Intervention(s)
Truckers
We use a BDM mechanism to recover revealed preference estimates of transportation costs along feeder roads for truckers using these randomized subsidies (Berry et al., 2020). We focus on the cost of a single trip between a remote community and the nearest market, as qualitative work has suggested this is the service truckers typically contract over with farmers or rural aggregators in remote communities. Truckers are randomly assigned a price for providing transportation services to randomly selected rural aggregators and farmers. To implement this, we offer traders a contract to provide a single trip of transportation services to a selected rural aggregator and 5 selected farmers. The contract will ask the trucker to ration space in the truck first to the farmers and then to the rural aggregator. We ask the trucker the minimum price they would need to be paid to fulfill this contract, and then randomly select a price from a range of prices. If the minimum price they requested is higher than the selected price, then no transaction occurs. However, if the minimum price they requested is lower than the selected price, they are paid the selected price conditional on fulfilling the contract. To minimize probability of default, the contracts will include a stamp indicating formal endorsement. Standard theory suggests that traders will bid their marginal cost of providing transportation services, which is useful for measurement. We implement this WTA exercise for both the 2023 long rainy season (2023A) and the 2023 short rainy season (2023B) harvests.
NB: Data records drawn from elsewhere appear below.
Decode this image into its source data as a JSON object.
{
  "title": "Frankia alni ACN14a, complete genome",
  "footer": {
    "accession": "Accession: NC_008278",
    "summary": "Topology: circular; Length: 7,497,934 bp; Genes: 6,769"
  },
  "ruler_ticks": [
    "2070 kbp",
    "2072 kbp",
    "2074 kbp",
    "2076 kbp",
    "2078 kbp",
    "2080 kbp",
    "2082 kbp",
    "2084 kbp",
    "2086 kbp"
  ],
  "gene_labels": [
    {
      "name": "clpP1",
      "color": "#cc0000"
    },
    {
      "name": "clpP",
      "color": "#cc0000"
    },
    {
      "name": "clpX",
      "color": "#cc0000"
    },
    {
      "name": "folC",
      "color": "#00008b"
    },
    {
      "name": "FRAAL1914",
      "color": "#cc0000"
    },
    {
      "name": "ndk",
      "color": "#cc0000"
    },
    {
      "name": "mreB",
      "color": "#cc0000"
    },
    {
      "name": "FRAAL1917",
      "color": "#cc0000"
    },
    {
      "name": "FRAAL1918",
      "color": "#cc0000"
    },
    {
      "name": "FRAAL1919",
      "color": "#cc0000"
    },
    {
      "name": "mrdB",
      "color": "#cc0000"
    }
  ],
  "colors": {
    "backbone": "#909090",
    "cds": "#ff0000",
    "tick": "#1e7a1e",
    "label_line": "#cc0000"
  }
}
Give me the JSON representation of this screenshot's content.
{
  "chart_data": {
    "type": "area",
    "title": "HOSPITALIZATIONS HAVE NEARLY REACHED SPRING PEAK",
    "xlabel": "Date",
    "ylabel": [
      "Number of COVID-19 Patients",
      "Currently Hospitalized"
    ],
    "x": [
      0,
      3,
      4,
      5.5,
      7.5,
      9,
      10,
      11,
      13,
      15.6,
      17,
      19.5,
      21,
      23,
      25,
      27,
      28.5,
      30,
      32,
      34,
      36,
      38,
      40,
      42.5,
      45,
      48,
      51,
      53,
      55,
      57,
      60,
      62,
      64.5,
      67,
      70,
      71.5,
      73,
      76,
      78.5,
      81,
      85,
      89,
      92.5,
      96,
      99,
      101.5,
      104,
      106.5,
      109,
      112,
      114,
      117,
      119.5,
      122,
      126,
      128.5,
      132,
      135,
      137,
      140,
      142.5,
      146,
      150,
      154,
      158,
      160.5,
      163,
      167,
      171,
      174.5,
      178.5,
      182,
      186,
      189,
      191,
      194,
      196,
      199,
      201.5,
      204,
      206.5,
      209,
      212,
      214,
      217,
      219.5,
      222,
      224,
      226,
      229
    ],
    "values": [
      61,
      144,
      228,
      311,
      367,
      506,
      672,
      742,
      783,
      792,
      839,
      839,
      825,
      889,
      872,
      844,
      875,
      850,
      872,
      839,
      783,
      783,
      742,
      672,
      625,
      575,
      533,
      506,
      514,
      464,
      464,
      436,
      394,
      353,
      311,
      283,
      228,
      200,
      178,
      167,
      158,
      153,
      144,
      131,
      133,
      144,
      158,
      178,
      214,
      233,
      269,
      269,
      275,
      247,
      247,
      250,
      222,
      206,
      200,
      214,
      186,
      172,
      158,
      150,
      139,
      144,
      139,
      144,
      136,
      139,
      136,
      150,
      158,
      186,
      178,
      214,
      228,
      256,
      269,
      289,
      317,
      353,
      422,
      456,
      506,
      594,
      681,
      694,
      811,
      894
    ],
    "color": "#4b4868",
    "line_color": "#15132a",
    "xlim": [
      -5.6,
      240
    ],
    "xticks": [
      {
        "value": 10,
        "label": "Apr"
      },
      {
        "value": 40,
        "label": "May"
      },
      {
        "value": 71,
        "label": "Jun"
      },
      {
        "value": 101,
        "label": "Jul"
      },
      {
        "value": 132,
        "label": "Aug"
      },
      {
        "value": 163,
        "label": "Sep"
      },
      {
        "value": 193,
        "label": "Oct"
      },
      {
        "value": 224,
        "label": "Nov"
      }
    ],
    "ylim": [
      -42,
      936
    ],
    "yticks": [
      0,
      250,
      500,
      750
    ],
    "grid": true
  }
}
Farmers and Rural aggregators
Within each village, we randomize which farmers or aggregators the truckers will be connected to. For both farmers and rural aggregators, they will be informed at the start of the 2023A and 2023B seasons just before planting and told that these services will be made available at the end of 2023A and 2023B. In communities where only one trucker bid below their offered price for transportation services, we will ask that they coordinate with the 5 selected farmers, and that priority for space in the truck go to the farmers. In communities where 0 truckers bid below their offered price for transportation services, we will identify a fourth trucker and pay them the prevailing price for transportation services where one exists, in order to ensure that selected farmers and rural aggregators in each community receive transportation services. In communities not yet accessible by road because their feeder road segment has not yet been rehabilitated and no road accessible to vehicles exists that can reach the remote community, this intervention will not be possible. Comparisons across farmers and rural aggregators within community allow estimates of the impacts of reduced transportation costs on producer prices.